The fact that he was a Jew had proved no bar to his popularity; he had gained many desirable friends and had, to some extent, shaken off the provincialism inevitable to one born and bred in the Jewish community.

At the bar, to which in due course he was called, his usual good fortune did not desert him.

Before he was twenty-five he had begun to be spoken of as “rising”; and at twenty-six, by unsuccessfully contesting a hard-fought election, had attracted to himself attention of another sort.

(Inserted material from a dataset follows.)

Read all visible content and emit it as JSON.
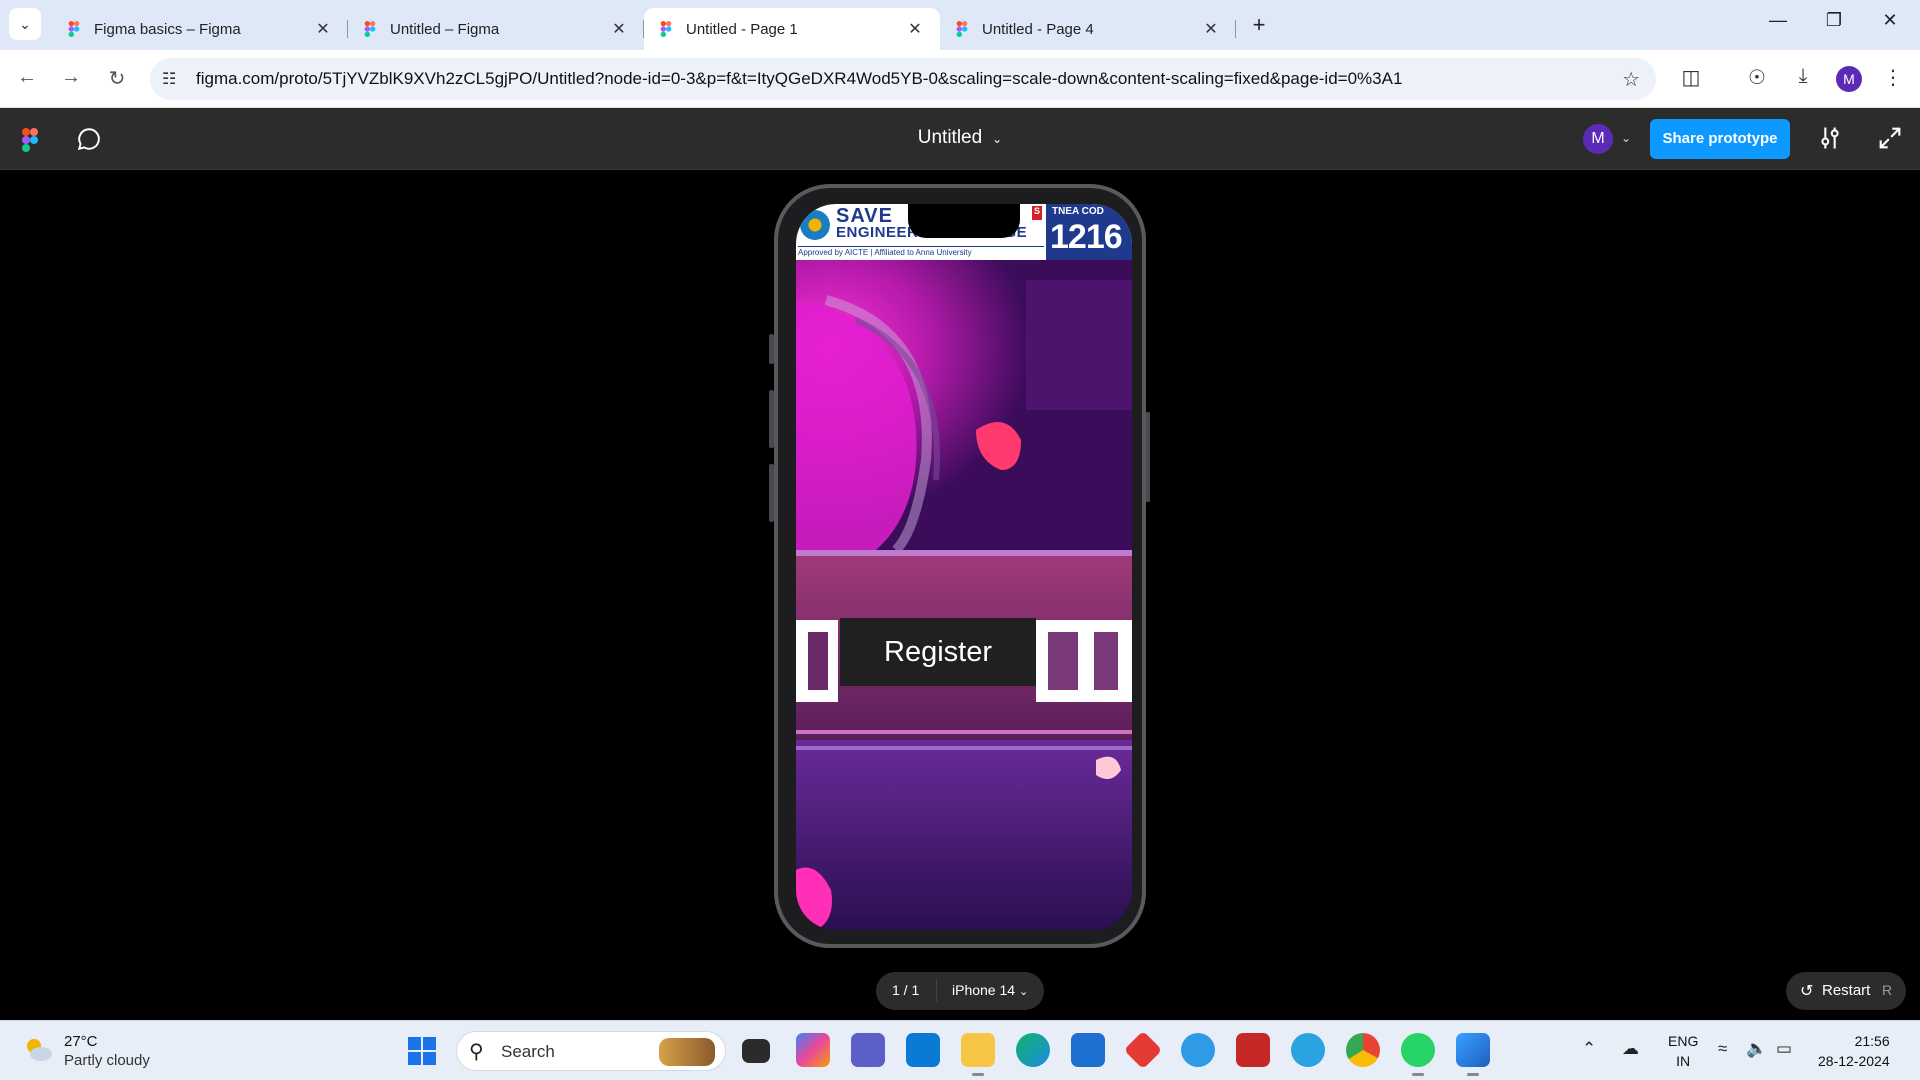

He had no objection, he said, to the woolsack; but a career of political distinction was growing slowly but surely to be his leading aim in life.

“He will never starve,” said his mother, shrugging her shoulders with a comfortable consciousness of safe investments; “and he must marry money. But Reuben can be trusted to do nothing rash.” In the midst of so much that was highly promising, his health had broken down suddenly, and he had gone off grumbling to the antipodes.

It was a case of over-work, of over-strain, of nervous break-down, said the doctors; no doubt a sea-voyage would set him right again, but he must be careful of himself in the future.

“More than half my nervous patients are recruited from the ranks of the Jews,” said the great physician whom Reuben consulted. “You pay the penalty of too high a civilization.”

“On the other hand,” Reuben answered, “we never die; so we may be said to have our compensations.”

Reuben’s father had not borne out his son’s theory; he had died many years before my story opens, greatly to his own surprise and that of a family which could boast more than one nonogenarian in a generation.

He had left his wife and children well provided for, and the house in Lancaster Gate was rich in material comfort.

In the drawing-room of this house Mrs. Sachs and her daughter were sitting on the day of Reuben’s return from his six months’ absence.